Blaptica dubia, the dubia roach, orange-spotted roach, Guyana spotted roach, or Argentinian wood roach, is a medium-sized species of cockroach which grows to around 40–45 mm.

==Description==
They are sexually dimorphic; adult males have full wings covering their body, while females have only tiny wing stubs - their tegmina (forewings) being around a fourth of their body length. Adults are dark brown to black with somewhat lighter orange spot/stripe patterning sometimes visible only in bright light. Coloration differs slightly with environment and diet from one colony to another.

Blaptica dubia are partially ovoviviparous, giving birth to live young after eggs hatch inside the female, and can give birth to 20 to 40 nymphs per month under favorable conditions.

==Distribution==
The dubia cockroach is found in southern parts of South America. Documented specimens have been found in Brazil, Argentina, and Uruguay.

==Flight==
While rarely known to fly, adult males have fully developed wings and pigmented musculature typical of cockroaches able to meet the rapid energy requirements of sustained flight. In laboratory test launches from a ramp 2.5 m high, adult male B. dubia were able to right their dorso-ventral position and rapidly deploy their wings to control and direct their descent; however, active powered flight did not maintain or increase their altitude. Adult females have only rudimentary forewings and lack the muscles required for flight, and showed no flight control in test launches.

==Climbing==
Neither adults nor juveniles can climb smooth, vertical surfaces, since they do not have a developed arolium.

==Reproduction==
Blaptica dubia is an ovoviviparous species, generally giving birth to live young, and pregnancy in one study lasted 48–64 days, in a 26°C (78.8°F) environment with alternating 12-hour light and dark photoperiods. It carries the ootheca (egg capsule), which holds about 20-35 eggs, until they are ready to hatch, or may drop it earlier under stress conditions. Adults live for up to 2 years, females slightly longer than males. Growth and reproduction rates are sensitive to environmental conditions, optimally 25–30°C and above 60% relative humidity.

==Use as feeder insect==
Blaptica dubia has become a popular feeder insect, particularly among tarantula, amphibian, and reptile enthusiasts and owners. Keeping or breeding the insect is made easier by their inability to jump or climb smooth surfaces, relatively slow movement, and rarity of flying. They are also quiet, unlike crickets, and tropical environmental requirements reduce the likelihood of establishment of escapees in colder, dryer climates. B. dubia can cause allergic reactions in humans, although they produce relatively little odor compared to many cockroaches.

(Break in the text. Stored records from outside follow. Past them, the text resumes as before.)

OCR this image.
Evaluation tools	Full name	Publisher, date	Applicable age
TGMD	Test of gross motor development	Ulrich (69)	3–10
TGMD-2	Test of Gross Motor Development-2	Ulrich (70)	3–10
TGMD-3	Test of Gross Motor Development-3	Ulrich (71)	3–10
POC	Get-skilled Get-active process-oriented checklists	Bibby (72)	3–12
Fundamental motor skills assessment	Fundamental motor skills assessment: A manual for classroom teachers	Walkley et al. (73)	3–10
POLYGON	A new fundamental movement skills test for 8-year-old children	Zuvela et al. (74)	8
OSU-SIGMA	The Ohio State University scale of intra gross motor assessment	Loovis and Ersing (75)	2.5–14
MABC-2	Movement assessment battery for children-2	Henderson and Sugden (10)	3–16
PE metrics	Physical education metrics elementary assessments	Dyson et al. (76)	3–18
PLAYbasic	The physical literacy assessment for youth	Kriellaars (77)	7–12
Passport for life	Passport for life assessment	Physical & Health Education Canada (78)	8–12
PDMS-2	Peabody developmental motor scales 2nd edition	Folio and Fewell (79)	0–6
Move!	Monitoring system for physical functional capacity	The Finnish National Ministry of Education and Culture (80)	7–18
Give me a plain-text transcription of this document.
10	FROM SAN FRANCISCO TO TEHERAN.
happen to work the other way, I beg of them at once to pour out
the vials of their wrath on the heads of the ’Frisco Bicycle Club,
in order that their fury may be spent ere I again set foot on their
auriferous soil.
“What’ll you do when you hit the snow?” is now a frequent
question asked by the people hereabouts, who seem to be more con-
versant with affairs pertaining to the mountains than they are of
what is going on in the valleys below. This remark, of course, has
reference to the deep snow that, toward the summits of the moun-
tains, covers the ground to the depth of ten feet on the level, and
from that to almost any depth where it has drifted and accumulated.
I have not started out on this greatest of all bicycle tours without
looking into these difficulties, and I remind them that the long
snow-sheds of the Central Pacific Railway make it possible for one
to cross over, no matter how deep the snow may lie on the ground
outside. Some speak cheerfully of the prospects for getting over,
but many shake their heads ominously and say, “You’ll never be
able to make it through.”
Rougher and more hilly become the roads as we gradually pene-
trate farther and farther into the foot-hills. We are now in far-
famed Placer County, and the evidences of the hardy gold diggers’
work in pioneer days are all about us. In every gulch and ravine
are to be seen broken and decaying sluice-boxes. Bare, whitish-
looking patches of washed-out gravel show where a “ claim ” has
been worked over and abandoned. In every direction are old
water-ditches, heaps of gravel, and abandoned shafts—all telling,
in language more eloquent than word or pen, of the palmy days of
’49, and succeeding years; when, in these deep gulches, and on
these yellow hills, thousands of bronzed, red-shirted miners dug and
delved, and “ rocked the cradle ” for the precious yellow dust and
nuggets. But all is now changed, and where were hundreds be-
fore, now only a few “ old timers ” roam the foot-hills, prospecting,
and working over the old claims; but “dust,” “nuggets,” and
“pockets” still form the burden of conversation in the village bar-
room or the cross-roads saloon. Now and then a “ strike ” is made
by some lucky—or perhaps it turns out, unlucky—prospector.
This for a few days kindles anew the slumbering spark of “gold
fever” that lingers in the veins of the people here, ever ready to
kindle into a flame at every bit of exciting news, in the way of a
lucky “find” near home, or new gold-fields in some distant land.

A study found other cockroaches (Turkestan ("red runner") cockroaches, Madagascar hissing cockroaches,) provided a high-protein, low fat nutrition composition similar to crickets, more so than mealworms or superworm larvae provide. The gut contents of the cockroach, depending on its diet, may provide essential nutrients unavailable from a cockroach with an empty gut. Vitamin and mineral content in studied cockroaches was well represented except for low calcium:phosphorus ratios typical in cockroaches, and relatively low vitamin A and E in captive cockroaches. Supplementation of these nutrients in feeder cockroaches may be advisable.

===Legality===
Canada and some US states do not allow importation by the general public of B. dubia, considered by some as an invasive species. A Florida man was arrested on felony charges in 2011, related to ordering 500 B. dubia over the internet using a doctored permit, typically issued to researchers.